Trump plans move to dismantle federal Education Department

By Susan Ferrechio The Washington Times Tuesday, February 4, 2025

President Trump plans to shrink the size of government includes abolishing the Education Department, which spends $80 billion a year as student test scores plunge.

The department is under scrutiny following Mr. Trump’s campaign pledge to close the department and transfer some of its duties to other parts of the government. An executive order to diminish or shutter the department is in the works, although aides won’t provide details.

“The president plans to fulfill a campaign promise by reevaluating the future of the Department of Education,” a White House spokesperson said.

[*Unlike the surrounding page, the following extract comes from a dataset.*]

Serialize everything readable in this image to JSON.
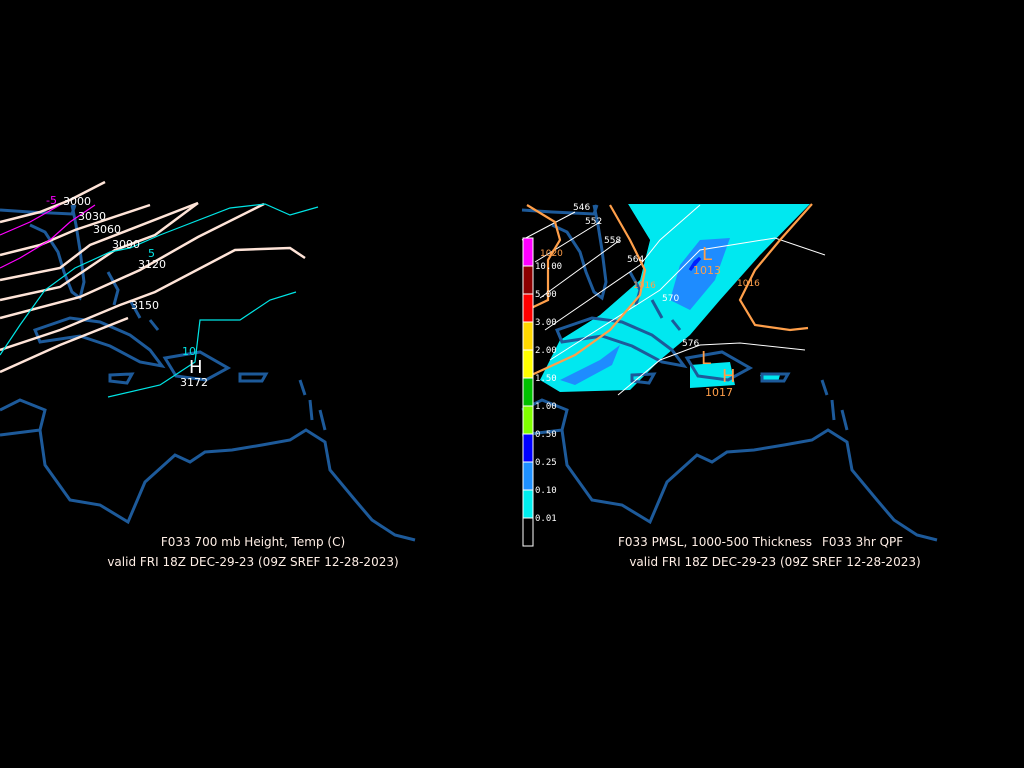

Critics say the department is riddled with redundancy and incompetence, and wastes hundreds of millions of dollars on diversity, equity and inclusion as well as initiatives that meddle with local autonomy over education.

President Carter created the department in 1979 in exchange for the endorsement of the National Education Association, the nation’s largest teachers union.

It passed Congress despite concerns that it would weaken local control of schools.

“The federal government is given only specific enumerated powers by the constitution. Education is not among them. So the federal government shouldn’t be involved in education, and it certainly shouldn’t have a Cabinet-level Department of Education,” said Neal McCluskey, director of the Center for Educational Freedom at the libertarian Cato Institute.

Mr. McCluskey said the department doesn’t educate anyone.

“It mainly takes your money, burns some off in bureaucracy, then sends it back with strings attached,” he said.

The department has been the subject of intense criticism by congressional Republicans. At least two measures have been introduced to abolish it.

Without action by Congress, Mr. Trump can’t eliminate the department. He will likely move to strip some funding, grants and duties in a bid to weaken it and then demand lawmakers finish the job.

Mr. Trump called for a “virtual closure” of the department last month.

“We’re at the bottom of every list in terms of education, and we’re at the top of the list in terms of the cost per pupil,” Mr. Trump told Time Magazine in December. “We’ll spend half the money on a much better product.”

Education Department employees earn an average annual salary of about $113,000.

Lindsey Burke, director of the Center for Education Policy at the conservative Heritage Foundation, authored the education section of Project 2025, a conservative policy initiative. She called for abolishing the Education Department and is glad Mr. Trump appears poised to try to do it.

“The fact is, it is a long-overdue push to downsize this agency, which has been wholly ineffective at achieving its stated mission,” Ms. Burke said.

The department’s rollout last year of a new federal student aid form was a glitch-filled disaster and left high school seniors facing unprecedented delays in finding out how much financial help they would receive to pay for college.

The department’s latest budget request, meanwhile, sought hundreds of millions of dollars for educational programs aimed at expanding DEI initiatives in public schools.

Mr. Trump, however, has ordered the removal of DEI programs from the entire federal government and the move has already sidelined dozens of Education Department employees.

Annual Education Department funding has hovered around $80 billion for the past several years.

In a 2021 report on staffing and salaries, officials said the department’s “programs and responsibilities have grown substantially over the past decade.” Much of it involves administering federal student aid and the $1.6 billion student loan program.

Federal funding made up about 8.5% of all primary and secondary school spending in 2021, which is the most recent year the department provided such data.

Federal spending on schools comes with red tape and special compliance rules. Local and state school officials spend millions of hours navigating federal requirements, and the Education Department subsequently spends millions of dollars on salary costs at state education departments for hiring employees needed to work with the federal Education Department.

“It’s almost like a parasitic relationship between the U.S. Department of Education and state education agencies,” Ms. Burke said.

Federal spending and intervention in education, meanwhile, hasn’t improved achievement. National Assessment of Education Progress testing in 2022 showed the largest decline ever in fourth- and eighth-grade math scores, while reading progress was stagnant. Only one-third of eighth graders nationally were found proficient in reading and math.

Many factors impact test scores outside of spending, but dismal student performance undercuts the argument that increasing federal spending at the Education Department has helped children learn.

“We are spending money and the scores have gone down,” Mr. McCluskey said.